Kabar24.com, JAKARTA - Kebijakan 'satu atap' dalam pengawasan aparatur yudisial di luar hakim dinilai tidak efektif dalam menjaga marwah lembaga peradilan di Indonesia.
Demikian dikemukakan oleh Anggota Komisi III DPR Arsul Sani terkait langkah Komisi Pemberantasan Korupsi (KPK) mengamankan Panitera Pengganti Pengadilan Negeri Jakarta Pusat Santoso dan dua orang lainnya.
“Saya kira kebijakan satu atap dalam pengawasan aparatur yudisial di luar hakim sudah waktunya ditinjau ulang,” ujarnya, Jumat (1/7/2016).

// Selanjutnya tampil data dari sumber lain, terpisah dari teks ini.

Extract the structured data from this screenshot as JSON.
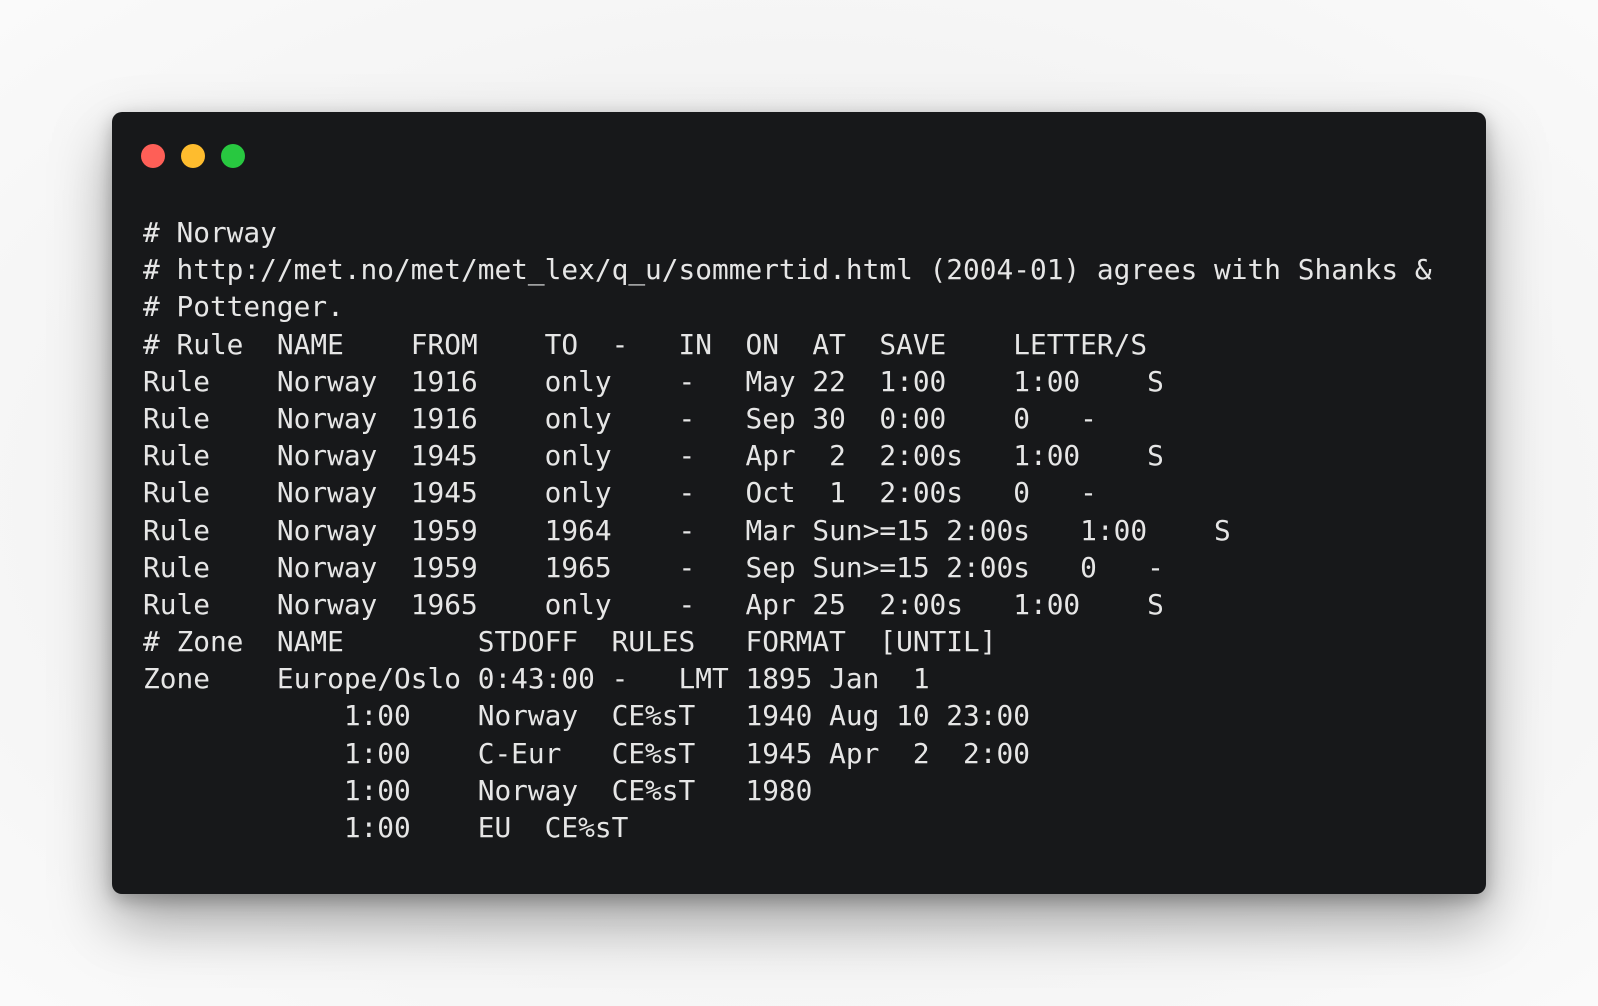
{
  "window": {
    "controls": {
      "close": {
        "icon": "close-dot-icon",
        "color": "#fe5f57"
      },
      "minimize": {
        "icon": "minimize-dot-icon",
        "color": "#febc2e"
      },
      "maximize": {
        "icon": "maximize-dot-icon",
        "color": "#28c840"
      }
    },
    "background": "#17181a",
    "text_color": "#e6e6e6"
  },
  "code": {
    "lines": [
      "# Norway",
      "# http://met.no/met/met_lex/q_u/sommertid.html (2004-01) agrees with Shanks &",
      "# Pottenger.",
      "# Rule  NAME    FROM    TO  -   IN  ON  AT  SAVE    LETTER/S",
      "Rule    Norway  1916    only    -   May 22  1:00    1:00    S",
      "Rule    Norway  1916    only    -   Sep 30  0:00    0   -",
      "Rule    Norway  1945    only    -   Apr  2  2:00s   1:00    S",
      "Rule    Norway  1945    only    -   Oct  1  2:00s   0   -",
      "Rule    Norway  1959    1964    -   Mar Sun>=15 2:00s   1:00    S",
      "Rule    Norway  1959    1965    -   Sep Sun>=15 2:00s   0   -",
      "Rule    Norway  1965    only    -   Apr 25  2:00s   1:00    S",
      "# Zone  NAME        STDOFF  RULES   FORMAT  [UNTIL]",
      "Zone    Europe/Oslo 0:43:00 -   LMT 1895 Jan  1",
      "            1:00    Norway  CE%sT   1940 Aug 10 23:00",
      "            1:00    C-Eur   CE%sT   1945 Apr  2  2:00",
      "            1:00    Norway  CE%sT   1980",
      "            1:00    EU  CE%sT"
    ]
  }
}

Menurutnya, selama ini pengawasan 'dua atap' hanya untuk hakim dengan adanya pengawasan oleh Badan Pengawas MA dan KY. Sedangkan aparatur non-hakim diawasi sendiri oleh MA melalui Badan Pengawas," ujar Arsul.
Menurut Sekjen DPP PPP itu, ke depannya fungsi pengawasan dan pembinaan untuk pencegahan korupsi dilakukan MA. Tetapi yang menyangkut penanganan dugaan pelanggaran, baik oleh hakim maupun aparatur nonhakim, dilakukan oleh lembaga pengawas di luar MA.
Da juga melihat fungsi pengawasan tunggal MA tidak transparan, termasuk soal sanksi yang diberikan.
"Lembaga penanganan yang menerima dan memeriksa dugaan pelanggaran ini tidak harus KY, bisa dibentuk komisi baru atau diserahkan kepada komisi aparatur sipil negara (ASN)," ujarnya.